Today is World Diabetes Day, an international day of awareness for a chronic illness that will affect the lives of one in three children born after the year 2000. My friend Virginia here is one of them. She was diagnosed with type 1 diabetes in October 2008, after weeks of losing weight, going to the bathroom every five minutes, guzzling water from the kitchen tap, arguing with her older sisters, and curling into a fetal position under the dining room table. The night she downed glass after of glass of water and complained, “Why don’t they make cups bigger?” her mom got on the Internet. By the time they got to the hospital, Virginia’s blood sugar was 840–a normal reading is around 100.
That weekend in the E.R., Virginia’s parents, my friends Sarah and Andrew, got a crash course in the new normal—finger pricks, glucose monitors, syringe kits, insulin pumps, and notebooks scribbled with endless calculations to counteract the impact of every carbohydrate their daughter takes in. Since Virginia’s body doesn’t produce enough insulin to break down the glucose she needs to thrive, keeping her healthy (and capable of reciting the complicated family histories of all her favorite Greek gods) requires more than $30,000 a year worth of equipment, medicine, and test strips. When I went to see them in that first 24-hours at the hospital, Sarah met me in the hallway with her arms spread wide like a game show hostess: “Welcome to ‘So You Want To Be Your Child’s Pancreas,’” she laughed, before bursting into tears.

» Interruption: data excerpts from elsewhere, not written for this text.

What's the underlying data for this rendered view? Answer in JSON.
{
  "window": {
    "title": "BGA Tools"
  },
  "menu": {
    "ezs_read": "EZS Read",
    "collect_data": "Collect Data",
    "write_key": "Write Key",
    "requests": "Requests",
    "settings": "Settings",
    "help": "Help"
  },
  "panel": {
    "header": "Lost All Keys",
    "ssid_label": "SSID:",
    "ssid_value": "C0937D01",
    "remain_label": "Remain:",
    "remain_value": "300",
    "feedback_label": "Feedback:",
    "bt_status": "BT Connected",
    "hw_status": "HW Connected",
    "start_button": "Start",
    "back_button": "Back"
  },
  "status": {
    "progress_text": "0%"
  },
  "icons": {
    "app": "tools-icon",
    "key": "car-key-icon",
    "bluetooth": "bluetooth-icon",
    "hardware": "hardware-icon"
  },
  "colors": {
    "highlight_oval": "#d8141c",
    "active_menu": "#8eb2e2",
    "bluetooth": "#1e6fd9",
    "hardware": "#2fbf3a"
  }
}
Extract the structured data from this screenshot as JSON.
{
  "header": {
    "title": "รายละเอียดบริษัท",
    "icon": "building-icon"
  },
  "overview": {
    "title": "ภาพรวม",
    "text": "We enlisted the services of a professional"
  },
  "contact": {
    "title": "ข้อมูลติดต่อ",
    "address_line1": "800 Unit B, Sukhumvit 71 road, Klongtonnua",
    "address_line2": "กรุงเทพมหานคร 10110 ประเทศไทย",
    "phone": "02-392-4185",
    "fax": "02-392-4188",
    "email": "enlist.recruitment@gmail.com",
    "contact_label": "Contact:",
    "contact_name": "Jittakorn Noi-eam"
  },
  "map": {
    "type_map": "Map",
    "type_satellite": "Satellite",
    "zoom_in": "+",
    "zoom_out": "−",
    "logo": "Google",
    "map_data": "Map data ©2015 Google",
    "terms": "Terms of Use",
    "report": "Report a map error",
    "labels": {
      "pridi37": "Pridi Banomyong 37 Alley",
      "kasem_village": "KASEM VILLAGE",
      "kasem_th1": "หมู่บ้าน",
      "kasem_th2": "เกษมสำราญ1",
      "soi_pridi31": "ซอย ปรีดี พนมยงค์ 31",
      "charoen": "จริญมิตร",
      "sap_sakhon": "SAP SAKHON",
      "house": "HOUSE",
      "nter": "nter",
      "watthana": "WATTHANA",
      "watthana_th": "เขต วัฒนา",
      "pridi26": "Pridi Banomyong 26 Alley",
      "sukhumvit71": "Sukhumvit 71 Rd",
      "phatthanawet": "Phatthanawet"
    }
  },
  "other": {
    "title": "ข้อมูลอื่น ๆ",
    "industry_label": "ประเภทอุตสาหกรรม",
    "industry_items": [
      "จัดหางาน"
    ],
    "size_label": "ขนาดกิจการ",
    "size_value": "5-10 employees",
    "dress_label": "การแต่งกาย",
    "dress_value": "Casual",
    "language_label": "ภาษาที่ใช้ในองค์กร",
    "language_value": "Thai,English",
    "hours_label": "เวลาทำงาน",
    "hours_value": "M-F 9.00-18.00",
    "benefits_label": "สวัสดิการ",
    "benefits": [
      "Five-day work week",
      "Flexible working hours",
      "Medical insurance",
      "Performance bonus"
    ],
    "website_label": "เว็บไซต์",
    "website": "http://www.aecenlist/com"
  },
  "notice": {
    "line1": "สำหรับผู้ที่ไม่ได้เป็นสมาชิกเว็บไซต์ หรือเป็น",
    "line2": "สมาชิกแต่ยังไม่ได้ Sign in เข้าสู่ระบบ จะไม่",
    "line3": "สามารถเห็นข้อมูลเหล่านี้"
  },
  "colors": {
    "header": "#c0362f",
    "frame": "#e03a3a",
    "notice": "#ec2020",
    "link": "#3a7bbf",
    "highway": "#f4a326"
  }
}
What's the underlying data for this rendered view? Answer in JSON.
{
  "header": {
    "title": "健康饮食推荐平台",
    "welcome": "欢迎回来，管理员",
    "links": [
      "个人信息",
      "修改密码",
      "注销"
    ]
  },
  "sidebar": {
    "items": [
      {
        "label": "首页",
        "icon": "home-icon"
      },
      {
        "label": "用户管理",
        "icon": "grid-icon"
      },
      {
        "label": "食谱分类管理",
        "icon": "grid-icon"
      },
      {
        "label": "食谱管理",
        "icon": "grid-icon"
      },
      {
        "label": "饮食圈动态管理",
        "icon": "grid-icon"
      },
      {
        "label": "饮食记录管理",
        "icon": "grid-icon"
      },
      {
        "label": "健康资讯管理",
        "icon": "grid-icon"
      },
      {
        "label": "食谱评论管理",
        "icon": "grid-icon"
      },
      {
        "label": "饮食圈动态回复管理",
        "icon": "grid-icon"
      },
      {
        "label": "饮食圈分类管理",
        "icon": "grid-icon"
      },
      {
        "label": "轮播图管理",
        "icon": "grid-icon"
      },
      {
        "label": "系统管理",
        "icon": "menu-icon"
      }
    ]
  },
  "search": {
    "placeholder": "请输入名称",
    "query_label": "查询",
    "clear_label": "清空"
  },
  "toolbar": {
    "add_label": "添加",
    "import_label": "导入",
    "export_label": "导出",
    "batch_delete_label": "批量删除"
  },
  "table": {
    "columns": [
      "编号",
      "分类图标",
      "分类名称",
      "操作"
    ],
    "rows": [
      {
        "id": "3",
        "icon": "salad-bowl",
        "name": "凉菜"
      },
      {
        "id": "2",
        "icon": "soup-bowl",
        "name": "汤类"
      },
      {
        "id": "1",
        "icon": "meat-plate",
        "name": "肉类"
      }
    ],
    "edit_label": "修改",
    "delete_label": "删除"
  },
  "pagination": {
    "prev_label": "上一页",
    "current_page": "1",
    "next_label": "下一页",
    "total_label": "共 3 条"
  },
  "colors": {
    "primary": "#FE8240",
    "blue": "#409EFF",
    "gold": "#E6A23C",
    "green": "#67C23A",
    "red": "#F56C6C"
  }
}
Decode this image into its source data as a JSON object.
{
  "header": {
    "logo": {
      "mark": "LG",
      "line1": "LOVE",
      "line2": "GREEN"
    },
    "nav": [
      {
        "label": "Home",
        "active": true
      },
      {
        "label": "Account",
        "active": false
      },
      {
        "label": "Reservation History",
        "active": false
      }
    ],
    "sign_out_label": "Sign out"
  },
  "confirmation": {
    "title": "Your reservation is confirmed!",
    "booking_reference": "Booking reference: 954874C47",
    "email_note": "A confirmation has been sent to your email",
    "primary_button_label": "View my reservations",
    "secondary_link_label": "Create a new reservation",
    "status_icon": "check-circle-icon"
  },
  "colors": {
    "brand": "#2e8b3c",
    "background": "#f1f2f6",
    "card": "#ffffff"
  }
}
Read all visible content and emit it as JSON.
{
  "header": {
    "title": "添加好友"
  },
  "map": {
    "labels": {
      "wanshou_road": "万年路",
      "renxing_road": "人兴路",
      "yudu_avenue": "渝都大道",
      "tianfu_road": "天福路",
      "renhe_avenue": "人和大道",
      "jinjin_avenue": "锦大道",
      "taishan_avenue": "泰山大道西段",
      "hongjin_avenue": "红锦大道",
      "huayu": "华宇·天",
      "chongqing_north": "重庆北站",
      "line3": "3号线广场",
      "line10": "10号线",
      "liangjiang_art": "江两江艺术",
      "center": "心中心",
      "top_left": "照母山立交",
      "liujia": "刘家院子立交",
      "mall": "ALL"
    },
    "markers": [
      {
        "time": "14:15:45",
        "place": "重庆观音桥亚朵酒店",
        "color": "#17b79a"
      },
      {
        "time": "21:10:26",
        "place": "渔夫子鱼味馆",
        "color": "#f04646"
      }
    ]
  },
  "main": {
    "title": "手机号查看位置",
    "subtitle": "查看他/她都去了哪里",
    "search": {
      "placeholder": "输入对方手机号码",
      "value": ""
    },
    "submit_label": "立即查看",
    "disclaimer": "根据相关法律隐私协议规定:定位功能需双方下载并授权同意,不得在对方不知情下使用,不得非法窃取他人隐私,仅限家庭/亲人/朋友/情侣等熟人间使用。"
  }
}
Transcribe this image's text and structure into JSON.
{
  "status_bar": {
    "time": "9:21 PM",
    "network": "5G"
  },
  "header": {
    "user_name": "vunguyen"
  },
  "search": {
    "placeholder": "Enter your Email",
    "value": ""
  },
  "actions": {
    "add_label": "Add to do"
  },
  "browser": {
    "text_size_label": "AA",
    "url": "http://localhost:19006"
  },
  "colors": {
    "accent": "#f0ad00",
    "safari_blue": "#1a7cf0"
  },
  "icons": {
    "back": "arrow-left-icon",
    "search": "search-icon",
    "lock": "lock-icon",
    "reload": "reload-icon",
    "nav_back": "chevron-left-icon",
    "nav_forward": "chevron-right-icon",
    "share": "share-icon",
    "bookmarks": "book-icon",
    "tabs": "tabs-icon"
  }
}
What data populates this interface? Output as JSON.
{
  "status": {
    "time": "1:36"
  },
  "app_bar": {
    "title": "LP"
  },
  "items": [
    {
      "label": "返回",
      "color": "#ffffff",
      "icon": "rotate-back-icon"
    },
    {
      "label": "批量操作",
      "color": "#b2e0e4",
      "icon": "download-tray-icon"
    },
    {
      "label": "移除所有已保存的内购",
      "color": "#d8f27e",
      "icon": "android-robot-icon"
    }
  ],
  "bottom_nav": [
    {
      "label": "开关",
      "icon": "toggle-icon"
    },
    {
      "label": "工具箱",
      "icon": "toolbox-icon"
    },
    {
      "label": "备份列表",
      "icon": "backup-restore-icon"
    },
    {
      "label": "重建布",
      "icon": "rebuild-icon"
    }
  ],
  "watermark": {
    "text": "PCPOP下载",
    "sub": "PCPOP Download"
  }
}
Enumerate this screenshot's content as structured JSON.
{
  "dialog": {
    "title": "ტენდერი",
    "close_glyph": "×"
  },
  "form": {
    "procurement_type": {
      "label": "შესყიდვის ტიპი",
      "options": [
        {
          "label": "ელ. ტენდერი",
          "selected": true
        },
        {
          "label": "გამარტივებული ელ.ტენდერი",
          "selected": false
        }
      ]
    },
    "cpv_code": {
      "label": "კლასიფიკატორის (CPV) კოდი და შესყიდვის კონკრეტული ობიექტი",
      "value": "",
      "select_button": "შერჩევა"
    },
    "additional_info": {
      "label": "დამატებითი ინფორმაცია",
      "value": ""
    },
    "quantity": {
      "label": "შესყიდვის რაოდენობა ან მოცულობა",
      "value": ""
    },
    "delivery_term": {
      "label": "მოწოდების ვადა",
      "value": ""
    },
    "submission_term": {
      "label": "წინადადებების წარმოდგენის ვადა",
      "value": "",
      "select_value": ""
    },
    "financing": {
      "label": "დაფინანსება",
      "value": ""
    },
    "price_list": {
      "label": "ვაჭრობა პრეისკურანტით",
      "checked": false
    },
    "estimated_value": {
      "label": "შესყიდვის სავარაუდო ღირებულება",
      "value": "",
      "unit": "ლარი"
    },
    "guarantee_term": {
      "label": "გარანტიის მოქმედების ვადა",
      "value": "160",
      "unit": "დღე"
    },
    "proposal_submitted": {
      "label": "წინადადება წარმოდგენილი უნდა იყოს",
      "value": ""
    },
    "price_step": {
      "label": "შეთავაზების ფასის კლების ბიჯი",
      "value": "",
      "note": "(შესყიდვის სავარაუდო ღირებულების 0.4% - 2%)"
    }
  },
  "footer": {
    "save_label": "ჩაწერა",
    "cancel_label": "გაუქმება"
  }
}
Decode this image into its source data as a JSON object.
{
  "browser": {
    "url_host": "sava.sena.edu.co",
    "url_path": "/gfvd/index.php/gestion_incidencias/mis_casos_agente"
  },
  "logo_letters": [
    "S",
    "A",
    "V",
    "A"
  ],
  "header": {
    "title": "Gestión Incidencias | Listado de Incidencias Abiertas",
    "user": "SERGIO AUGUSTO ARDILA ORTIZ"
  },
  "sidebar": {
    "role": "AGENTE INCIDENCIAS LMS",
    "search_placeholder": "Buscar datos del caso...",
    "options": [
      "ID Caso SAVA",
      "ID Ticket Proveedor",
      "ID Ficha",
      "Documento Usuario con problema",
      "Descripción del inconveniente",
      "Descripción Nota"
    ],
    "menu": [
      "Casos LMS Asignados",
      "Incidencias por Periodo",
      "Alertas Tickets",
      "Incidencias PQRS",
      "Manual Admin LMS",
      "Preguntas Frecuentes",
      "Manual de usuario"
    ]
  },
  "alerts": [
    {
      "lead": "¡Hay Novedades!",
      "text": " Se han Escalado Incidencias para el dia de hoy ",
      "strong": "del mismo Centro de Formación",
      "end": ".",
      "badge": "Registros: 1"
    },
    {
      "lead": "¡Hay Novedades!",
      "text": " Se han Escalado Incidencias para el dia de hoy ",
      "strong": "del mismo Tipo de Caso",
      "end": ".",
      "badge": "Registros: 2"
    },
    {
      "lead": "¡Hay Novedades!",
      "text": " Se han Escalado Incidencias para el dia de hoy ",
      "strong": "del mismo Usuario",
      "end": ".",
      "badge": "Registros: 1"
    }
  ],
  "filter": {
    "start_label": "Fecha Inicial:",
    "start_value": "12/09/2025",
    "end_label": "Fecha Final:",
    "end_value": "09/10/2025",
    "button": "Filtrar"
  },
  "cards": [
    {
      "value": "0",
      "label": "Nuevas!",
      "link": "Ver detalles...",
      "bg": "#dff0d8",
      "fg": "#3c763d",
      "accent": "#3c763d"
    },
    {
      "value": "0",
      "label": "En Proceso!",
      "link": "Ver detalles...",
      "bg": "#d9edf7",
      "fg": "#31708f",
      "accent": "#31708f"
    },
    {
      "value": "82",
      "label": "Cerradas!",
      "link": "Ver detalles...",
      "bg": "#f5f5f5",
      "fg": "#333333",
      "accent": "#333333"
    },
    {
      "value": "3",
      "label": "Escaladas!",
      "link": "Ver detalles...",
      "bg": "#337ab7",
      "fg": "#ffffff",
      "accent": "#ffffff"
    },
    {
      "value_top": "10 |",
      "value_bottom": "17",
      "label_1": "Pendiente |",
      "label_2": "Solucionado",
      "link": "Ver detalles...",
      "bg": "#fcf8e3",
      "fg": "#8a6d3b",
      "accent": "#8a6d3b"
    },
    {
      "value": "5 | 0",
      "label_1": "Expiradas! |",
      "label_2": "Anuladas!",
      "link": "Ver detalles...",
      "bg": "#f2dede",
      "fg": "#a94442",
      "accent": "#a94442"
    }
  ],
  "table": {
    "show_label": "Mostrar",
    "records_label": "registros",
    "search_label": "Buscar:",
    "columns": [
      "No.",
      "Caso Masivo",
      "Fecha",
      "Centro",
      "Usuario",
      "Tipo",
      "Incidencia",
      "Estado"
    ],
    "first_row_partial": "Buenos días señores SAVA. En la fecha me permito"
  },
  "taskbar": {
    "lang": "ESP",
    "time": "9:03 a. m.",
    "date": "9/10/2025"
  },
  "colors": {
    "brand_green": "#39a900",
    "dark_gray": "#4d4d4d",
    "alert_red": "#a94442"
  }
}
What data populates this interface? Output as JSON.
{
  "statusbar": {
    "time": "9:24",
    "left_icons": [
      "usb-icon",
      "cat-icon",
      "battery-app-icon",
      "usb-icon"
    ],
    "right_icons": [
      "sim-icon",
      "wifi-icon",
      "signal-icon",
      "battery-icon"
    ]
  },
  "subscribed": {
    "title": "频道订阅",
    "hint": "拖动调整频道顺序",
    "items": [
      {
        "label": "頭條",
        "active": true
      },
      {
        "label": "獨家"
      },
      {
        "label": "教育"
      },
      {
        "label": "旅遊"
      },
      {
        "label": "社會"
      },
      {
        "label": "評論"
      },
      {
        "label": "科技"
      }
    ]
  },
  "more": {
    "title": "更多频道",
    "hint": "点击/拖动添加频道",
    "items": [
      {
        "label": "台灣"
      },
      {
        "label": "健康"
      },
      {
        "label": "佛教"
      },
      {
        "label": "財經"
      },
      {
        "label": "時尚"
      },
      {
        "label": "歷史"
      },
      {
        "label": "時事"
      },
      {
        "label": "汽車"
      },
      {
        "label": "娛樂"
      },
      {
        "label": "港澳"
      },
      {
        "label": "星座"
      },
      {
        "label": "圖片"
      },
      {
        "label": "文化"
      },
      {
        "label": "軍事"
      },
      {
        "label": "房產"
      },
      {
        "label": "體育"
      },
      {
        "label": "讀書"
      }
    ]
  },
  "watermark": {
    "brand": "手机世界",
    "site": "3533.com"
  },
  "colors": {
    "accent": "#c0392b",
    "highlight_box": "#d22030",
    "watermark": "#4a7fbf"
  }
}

Laughing at things that aren’t really funny has been the superglue of my friendship with Sarah. At our worst—or was it our best?–we had six kids between us, all under the age of four, and spent many long, sleep-deprived afternoons on the sidewalk of the block we shared second-guessing our parenting skills. (Are we supposed to be teaching the babies sign language? Should we be listening to Mozart? Is that pink eye? Again?) We whiled away many hours imagining the light at the end of the tunnel—the hallowed day our youngest children would walk into kindergarten, and we’d have the free time to exercise, eat vegetables, and remember what we used to be before we got steamrolled by babies.
For Sarah, that mirage lasted less than a month. Virginia’s diagnosis came just a few weeks after she’d enrolled in kindergarten at a small school with no on-site nurse and an oversupply of well-meaning parents who told Sarah she could cure her daughter’s disease with regimens of raw foods, prayer, and positive thinking. Coping with people who don’t know a damn thing about diabetes (“Are you sure your daughter should be eating birthday cake?” “Have you thought about taking her off dairy?”), is just one of the unpleasant side effects of living with the disease. I haven’t always made it easier: “At least it’s manageable” may be one of the dumbest things I’ve ever said.
Yes, it’s manageable—but for families of children with type 1, it’s also never out of mind. They have to think about whether a kid’s numbers are up or down, constantly assessing what the laps at gym, the excitement of a slumber party, or the stress of a test can do to upset the balance. They have to teach her how to manage her own care as she matures, crossing their fingers that she won’t drive when she’s feeling blurry, or fall prey to a dangerous dieting method called “diabulimia.” They have to keep up a near seamless dialogue of text messages and care conferences with school nurses, endocrinologists and diabetes educators, and hope that their health plan continues to cover expenses that average three times that of non-diabetics. They have to worry about such long-term risks as blindness, nerve damage, and stroke for type 1 children–higher rates of depression, despair and divorce for their parents.
At night, Sarah sets her iPhone alarm to wake her every few hours to check Virginia’s blood sugar while she sleeps. This fall, when the diabetes online community was awash in blue candles in memory of a boy with type 1 who had a succumbed to a syndrome called “dead in bed,” Sarah put the ringer into a jar of marbles at her bedside, just to make sure there was no chance she’d sleep through it.
Living like this requires tremendous courage, many, many lattes (I haven’t seen Sarah without one in four years), and the ability to laugh at circumstances that would make most of us cry. Last month, Andrew ran in a marathon, raising nearly $8,000 in donations for juvenile diabetes research. Today, Sarah and her three daughters can be found barnstorming their school district, creating a paper chain of more than 4,000 blue ribbons and good wishes the girls and their classmates have put together for diabetes awareness over the last month. (Look at the website she put up in a single day.) Just imagine what this woman could do if she ever got a chance to sleep through the night.
That’s why I hope you’ll join me in wearing blue today, and spending a few minutes thinking about Virginia and the three million other Americans who have to think about type 1 diabetes nearly every minute of every day. Let’s hope a cure can be found in her lifetime so that someday, the people who love her won’t have to think about diabetes ever again.